Tarif Cukai Rokok Naik, Kinerja Emiten Tertekan

MONITOR, Jakarta – Keputusan pemerintah menaikkan tarif cukai rokok sebesar 23% mulai Januari 2020 sangat mengejutkan emiten rokok dan pelaku pasar.

Analis Mirae Asset Sekuritas, Christine Natasya, menyatakan pelaku pasar dan investor melihat margin profit GGRM dan HMSP akan tergerus karena kenaikan tarif cukai tersebut.

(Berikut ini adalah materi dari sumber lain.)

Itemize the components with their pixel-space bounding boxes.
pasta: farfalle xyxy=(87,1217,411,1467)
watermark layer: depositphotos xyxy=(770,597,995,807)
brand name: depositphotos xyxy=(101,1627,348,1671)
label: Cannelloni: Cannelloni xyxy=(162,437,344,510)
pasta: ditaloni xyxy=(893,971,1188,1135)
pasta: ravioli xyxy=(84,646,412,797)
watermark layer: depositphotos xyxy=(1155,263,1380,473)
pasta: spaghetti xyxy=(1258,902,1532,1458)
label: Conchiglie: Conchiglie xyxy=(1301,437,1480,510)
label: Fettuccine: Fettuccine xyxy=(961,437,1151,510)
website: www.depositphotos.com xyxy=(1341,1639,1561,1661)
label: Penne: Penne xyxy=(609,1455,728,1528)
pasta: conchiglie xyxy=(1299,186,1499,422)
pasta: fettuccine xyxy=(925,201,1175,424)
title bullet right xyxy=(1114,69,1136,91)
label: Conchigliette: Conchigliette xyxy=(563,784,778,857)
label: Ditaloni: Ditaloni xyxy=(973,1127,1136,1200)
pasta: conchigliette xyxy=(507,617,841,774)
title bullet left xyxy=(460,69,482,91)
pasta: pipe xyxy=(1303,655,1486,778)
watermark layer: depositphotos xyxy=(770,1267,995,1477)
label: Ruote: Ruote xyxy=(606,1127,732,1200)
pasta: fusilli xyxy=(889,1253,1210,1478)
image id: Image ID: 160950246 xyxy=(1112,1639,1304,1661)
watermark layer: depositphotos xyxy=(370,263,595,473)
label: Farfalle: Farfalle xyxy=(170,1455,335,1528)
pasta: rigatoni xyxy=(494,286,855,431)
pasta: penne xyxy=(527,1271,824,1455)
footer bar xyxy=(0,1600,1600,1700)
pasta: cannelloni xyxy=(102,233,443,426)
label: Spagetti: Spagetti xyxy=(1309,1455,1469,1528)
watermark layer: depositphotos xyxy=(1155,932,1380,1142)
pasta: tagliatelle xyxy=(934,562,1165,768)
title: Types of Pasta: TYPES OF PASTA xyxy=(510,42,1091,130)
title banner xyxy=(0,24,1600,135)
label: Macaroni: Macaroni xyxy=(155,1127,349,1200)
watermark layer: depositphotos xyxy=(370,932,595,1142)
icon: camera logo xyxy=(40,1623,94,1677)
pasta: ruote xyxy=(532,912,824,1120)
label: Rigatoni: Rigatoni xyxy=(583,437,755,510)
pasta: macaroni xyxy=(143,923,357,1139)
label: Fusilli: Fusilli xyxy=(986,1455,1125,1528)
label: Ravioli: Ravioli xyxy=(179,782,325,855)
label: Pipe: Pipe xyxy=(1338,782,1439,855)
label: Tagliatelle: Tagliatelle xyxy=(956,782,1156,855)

“Ini sangat mengejutkan bagi pasar. Sebab pada wacana sebelumnya, kemungkinan tarif cukai naik akan mencapai 10% hingga 13%. Ini justru dua kali lipatnya,” katanya dalam risetnya, Kamis (19/9).

Natasya mengungkapkan, penetapan tarif cukai yang naik signifikan itu menjadi sentimen negatif utama dalam penurunan harga saham kedua emiten itu atau emiten-emiten rokok lainnya karena dapat berdampak pada kinerja perusahaan. Selain margin akan turun, volume penjualan juga diperkirakan akan turun, serta tingkat persaingan yang semakin ketat.

- Advertisement -

“Industri rokok tahun ini memang sedang mengalami penurunan. Volume penjualan emiten rokok tahun ini turun 1%, tetapi dengan kenaikan tarif cukai di tahun depan diproyeksikan penurunan akan mencapai angka 5% hingga 6%,” papar dia.

Terlebih lagi dengan naiknya tarif cukai, maka harga jual rokok juga akan naik dan berdampak pada permintaan konsumen yang akan menurun.

Apalagi penjual dan pembeli eceran akan lebih berat terkena dampaknya. Sebab, kenaikan tarif baru Cukai Hasil Tembakau (CHT) yang naik 23% menyebabkan Harga Jual Eceran (HJE) minimal naik 35% per batang rokok.

Dengan kondisi saat ini, Natasya merekomendasi untuk menghindari saham GGRM dan HMSP.